The overarching benefit here is that the management burden at the studio is reduced to one output to support a wide array of audio contribution and distribution requirements.
OUT IN THE REAL WORLD
Philadelphia-based WXPN, the public radio service of the University of Pennsylvania, is one example of a major broadcaster that has embraced the benefits of uncompressed audio over IP for program syndication. The broadcaster set out to develop a more sustainable distribution model for its XPoNential Radio channel, leveraging the Reflector Service from StreamGuys and Barix.

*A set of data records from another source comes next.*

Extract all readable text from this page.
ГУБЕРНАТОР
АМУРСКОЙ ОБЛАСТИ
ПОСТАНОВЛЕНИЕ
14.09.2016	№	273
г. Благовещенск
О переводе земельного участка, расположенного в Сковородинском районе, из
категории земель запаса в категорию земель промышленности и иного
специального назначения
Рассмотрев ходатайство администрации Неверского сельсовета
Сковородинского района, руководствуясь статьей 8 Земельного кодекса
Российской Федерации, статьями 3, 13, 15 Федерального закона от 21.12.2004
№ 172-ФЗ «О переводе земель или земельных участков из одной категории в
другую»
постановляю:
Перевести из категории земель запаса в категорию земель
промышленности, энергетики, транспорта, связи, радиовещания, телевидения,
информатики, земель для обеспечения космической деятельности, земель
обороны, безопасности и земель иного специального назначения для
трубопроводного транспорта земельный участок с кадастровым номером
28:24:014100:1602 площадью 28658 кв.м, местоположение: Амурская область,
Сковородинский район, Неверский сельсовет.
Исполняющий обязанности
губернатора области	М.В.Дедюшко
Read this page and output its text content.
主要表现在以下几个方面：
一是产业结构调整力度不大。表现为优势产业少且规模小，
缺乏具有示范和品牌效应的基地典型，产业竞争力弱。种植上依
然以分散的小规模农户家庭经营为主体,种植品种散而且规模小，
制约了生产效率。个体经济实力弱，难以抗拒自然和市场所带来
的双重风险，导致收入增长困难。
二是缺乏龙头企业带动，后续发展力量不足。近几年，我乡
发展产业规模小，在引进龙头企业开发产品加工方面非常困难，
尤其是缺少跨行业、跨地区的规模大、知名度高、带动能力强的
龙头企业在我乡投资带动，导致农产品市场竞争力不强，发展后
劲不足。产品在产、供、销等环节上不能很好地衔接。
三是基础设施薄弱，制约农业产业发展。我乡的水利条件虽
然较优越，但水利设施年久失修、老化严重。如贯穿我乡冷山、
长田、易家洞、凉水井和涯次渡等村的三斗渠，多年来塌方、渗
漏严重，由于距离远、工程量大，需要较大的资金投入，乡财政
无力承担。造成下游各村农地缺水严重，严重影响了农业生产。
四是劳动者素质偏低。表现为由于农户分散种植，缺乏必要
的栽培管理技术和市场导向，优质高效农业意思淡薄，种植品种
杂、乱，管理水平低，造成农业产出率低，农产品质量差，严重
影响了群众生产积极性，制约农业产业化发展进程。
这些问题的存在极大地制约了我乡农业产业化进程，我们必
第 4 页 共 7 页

XPoNential Radio was originally distributed to affiliates via satellite and offered only for use on HD2 or HD3 channels. WXPN wanted to widen the usage of the channel to include primary broadcast, and while it continues to use satellite for national programming, the station sought an alternative, sustainable distribution model for the smaller-scale XPoNential Radio. Despite cost-effectiveness being one of the station’s motivations, quality and reliability were also key criteria.
The WXPN architecture leverages uncompressed PCM audio, which is transported between the encoding and decoding endpoints across the CDN infrastructure, while link management is simplified through a cloud-based portal. The station has achieved lossless, CD-quality audio enabled by uncompressed delivery to affiliates as far away as Alaska. New affiliates plug in Ethernet, power and audio cables to receive XPoNential Radio programming. Affiliates connect using 1.4 to 1.5 Mbps of bandwidth, which is plenty to receive the uncompressed signal and deliver it to consumers.
Moving the service to the cloud simplifies management, with station personnel able to access the portal to confirm that all clients are connected and streaming. The portal also allows operators to start, stop and configure delivery to each affiliate. Service can also be terminated for any client directly through the management portal.
Affiliates also don’t need any “special” internet connectivity to use the service. A very modest 1.5 Mbps of bandwidth is enough to receive the uncompressed signal, and most consumer-level internet connections are sufficiently reliable and stable. Even WXPN does not require hefty bandwidth regardless of how many affiliates they serve, as the Barix Reflector service takes a single feed from the origin (a Barix codec), with StreamGuys’ delivery network scaling out the bandwidth for reaching recipients.
BRINGING IT TOGETHER
As we look deeper into the future, the enhanced reliability and flexibility of an uncompressed IP service will provide a strong value proposition that will be hard to deny. Uncompressed STL will simply deliver T1-like audio quality over IP unhindered by downstream processes like transcoding, while syndicators will save a great deal of money and labor in the transition from satellite to IP for contribution and distribution.
Moving encoders into the cloud will support more formats and services while reducing the systems management burden, both at the studio and elsewhere in the audio contribution and distribution chain. The opportunity to better manage metadata alongside the uncompressed program audio stream will strengthen business opportunities and the consumer experience. And, the adaptability to accommodate even high-resolution formats as network conditions evolve will surely open new doors from both a service provision and listener experience perspective.
Kiriki Delany, a musician, computer geek and multimedia specialist, founded StreamGuys in 2000. Johannes Rietschel, a communications engineer by heart, founded Barix AG in 2000 and serves as CTO.